Now, my lesson; it would have been easy for me to come and to say, "Look at you, you’ve destroyed your car.  And look at you, you are deeply injured.  Don’t you know you shouldn’t drive so fast, and don’t you know you shouldn’t try to negotiate turns at such a high speed?  Don’t you know these things?"

It would have been easy to do that.  That’s not the point.  We are in the helping business.  We are in the healing business.  We are in the encouraging business.  And when I saw my farmer and his sweet wife, one on one side of the man and one on the other side, helping him to the house, all covered in blood, I say that is the Christian church.  That is the Christian faith.  That is the Christian message.

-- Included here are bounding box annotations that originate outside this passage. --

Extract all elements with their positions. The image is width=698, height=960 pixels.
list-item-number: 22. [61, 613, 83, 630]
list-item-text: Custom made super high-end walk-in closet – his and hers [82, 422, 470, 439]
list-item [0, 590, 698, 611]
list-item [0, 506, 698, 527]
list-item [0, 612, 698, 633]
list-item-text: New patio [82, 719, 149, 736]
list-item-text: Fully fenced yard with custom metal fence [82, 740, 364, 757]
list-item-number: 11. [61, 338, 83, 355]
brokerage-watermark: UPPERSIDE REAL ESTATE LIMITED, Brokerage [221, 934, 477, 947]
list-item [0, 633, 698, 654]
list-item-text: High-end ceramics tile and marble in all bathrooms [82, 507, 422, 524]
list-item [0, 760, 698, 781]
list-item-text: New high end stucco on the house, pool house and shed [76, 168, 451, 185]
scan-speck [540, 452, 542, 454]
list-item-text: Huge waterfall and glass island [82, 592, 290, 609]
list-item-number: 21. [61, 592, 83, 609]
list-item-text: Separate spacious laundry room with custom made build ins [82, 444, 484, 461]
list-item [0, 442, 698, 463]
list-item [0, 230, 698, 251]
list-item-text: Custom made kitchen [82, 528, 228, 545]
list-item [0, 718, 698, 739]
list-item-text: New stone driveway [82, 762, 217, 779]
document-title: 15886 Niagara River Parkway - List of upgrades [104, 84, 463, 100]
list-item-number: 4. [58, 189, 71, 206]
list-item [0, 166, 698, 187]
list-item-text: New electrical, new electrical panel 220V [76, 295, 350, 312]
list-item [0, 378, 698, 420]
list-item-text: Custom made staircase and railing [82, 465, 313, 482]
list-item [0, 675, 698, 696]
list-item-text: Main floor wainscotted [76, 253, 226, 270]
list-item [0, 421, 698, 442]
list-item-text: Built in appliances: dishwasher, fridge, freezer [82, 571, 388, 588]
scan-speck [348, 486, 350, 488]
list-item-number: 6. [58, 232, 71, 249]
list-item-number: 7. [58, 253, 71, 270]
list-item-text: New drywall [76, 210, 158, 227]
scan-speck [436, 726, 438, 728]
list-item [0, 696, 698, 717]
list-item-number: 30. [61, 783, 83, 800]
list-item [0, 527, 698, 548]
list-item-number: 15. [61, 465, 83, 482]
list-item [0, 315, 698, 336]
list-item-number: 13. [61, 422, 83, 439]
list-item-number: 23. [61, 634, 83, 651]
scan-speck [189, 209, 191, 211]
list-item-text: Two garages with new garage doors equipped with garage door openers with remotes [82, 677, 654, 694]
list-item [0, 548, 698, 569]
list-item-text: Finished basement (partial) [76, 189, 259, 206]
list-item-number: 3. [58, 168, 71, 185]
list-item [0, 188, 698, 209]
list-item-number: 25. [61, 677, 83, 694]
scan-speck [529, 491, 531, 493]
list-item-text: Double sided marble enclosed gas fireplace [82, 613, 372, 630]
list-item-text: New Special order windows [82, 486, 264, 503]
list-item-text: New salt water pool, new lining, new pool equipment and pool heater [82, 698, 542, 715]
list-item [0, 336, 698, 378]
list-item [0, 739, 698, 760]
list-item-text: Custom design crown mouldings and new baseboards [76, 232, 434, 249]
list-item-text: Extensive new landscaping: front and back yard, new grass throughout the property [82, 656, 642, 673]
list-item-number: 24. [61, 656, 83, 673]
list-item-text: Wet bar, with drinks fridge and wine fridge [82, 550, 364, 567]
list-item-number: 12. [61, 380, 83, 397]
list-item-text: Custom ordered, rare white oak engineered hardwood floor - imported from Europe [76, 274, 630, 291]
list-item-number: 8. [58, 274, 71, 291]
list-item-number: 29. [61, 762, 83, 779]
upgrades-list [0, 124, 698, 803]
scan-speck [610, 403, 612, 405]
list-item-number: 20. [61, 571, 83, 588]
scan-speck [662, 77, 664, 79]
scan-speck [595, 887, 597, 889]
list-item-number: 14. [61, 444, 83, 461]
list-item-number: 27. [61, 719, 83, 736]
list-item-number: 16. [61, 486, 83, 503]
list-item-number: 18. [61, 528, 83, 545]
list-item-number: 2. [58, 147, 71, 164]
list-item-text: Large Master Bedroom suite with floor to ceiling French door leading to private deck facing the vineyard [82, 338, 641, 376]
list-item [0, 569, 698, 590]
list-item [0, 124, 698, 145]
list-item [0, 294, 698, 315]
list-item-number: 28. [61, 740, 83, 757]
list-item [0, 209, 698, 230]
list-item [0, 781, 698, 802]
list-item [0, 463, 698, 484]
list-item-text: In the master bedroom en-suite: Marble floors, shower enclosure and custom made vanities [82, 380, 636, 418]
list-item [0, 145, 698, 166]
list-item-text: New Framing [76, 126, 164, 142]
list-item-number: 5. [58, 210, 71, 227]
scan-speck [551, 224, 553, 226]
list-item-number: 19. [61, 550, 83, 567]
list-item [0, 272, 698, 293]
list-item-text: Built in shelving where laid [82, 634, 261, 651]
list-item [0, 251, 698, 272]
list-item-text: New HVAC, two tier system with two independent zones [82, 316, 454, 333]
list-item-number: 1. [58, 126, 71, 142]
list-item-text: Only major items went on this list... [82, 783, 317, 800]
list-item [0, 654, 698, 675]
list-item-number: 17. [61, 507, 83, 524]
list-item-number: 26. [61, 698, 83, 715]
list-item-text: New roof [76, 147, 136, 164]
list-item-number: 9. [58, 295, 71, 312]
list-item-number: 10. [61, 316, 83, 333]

We are in that kind of a business.  And the rest of it we will leave in the hands of the judgments of Almighty God.  I don’t have to – that’s not my responsibility.  Mine is to say words of encouragement, and to try to get them to Jesus, and to try to heal them in the faith. 

My brethren, if a man be overtaken in a fault, you who love the Lord, in whose heart the Spirit of God lives, restore such a one in the spirit of meekness; considering thyself, lest thou also be (peirasthes, lest you also be) tried one of these days [Galatians 6:1].

John Bradford was a great English preacher.  He lived in the days of Cranmer, and Latimer, and Ridley.  John Bradford, John Bradford was a fiery preacher.  And he preached outside.  He’d preach on the commons.  He’d preach on the street.  He’d preach wherever men were.  He was a marvelous preacher of the gospel of Christ.

When Mary Tudor, called Bloody Mary, became queen of England, they burned him at the stake in 1555.  She belonged to a Vatican communion, and she burned Latimer, and she burned Ridley, and she burned Cranmer, and she burned John Bradford at Smithfield.  And three hundred others of those men of God she burned at the stake.

Well, I am just telling you who John Bradford is.  I want you to look at the spirit of the man.  Upon a time, John Bradford was out preaching the gospel of the grace of the Son of God on the commons.  And as the people listened to the fiery eloquence of that glorious preacher of Jesus, while he was up there standing on a stump or a box or whatever, preaching the gospel to the people, the sheriff came by and his henchmen.  And they walked by with a man who had a rope around his neck, and they were taking him to the gallows to be hanged. 

And John Bradford stopped in his preaching and his eye watched the procession go by the edge of the crowd, as the sheriff and the bailiff and his henchmen led that condemned man with the rope around his neck to be hanged.  And John Bradford pointed to him with his right hand and said, "My brethren, there go I but for the grace of God!"

Why man, there is not a sin in the category that we are not capable of committing, including violent murder – all of us, all of us, all of us.

"Considering thyself, lest thou also be peirasthes, tried" [Galatians 6:1]; Paul is just saying to us that it is in the mercy of God that any of us ever get to heaven.  It is just in the goodness of the Lord that any of us is ever accepted in the Beloved.  And what Christ has done for us – He has forgiven us – let us also as His children exhibit, portray, extend the same spirit of love and understanding toward all of those around us.

Ah, the goodness and the mercy and the help and the forgiveness of God!  Lord, may it be exhibited in me, not condemning, not censorious, not full of judgment, but praying, trying to understand, trying to help, trying to save, trying to win to Jesus, trying to present trophies of grace at His dear and precious feet.

Now in this moment we are going to stand and sing our hymn of appeal, and while we sing it, a family you, a couple you, a one somebody you, if you are on the topmost balcony and the last row and the last seat, there is time and to spare, come.  Down a stairway, into the aisle, here to the front, make the decision now in your heart, a family, a couple, or just you, and while we sing the appeal, come now.  Make it now.  God bid you now.  Answer with your life.   On the first note of this first stanza, come, come.  Come, while we stand and while we sing.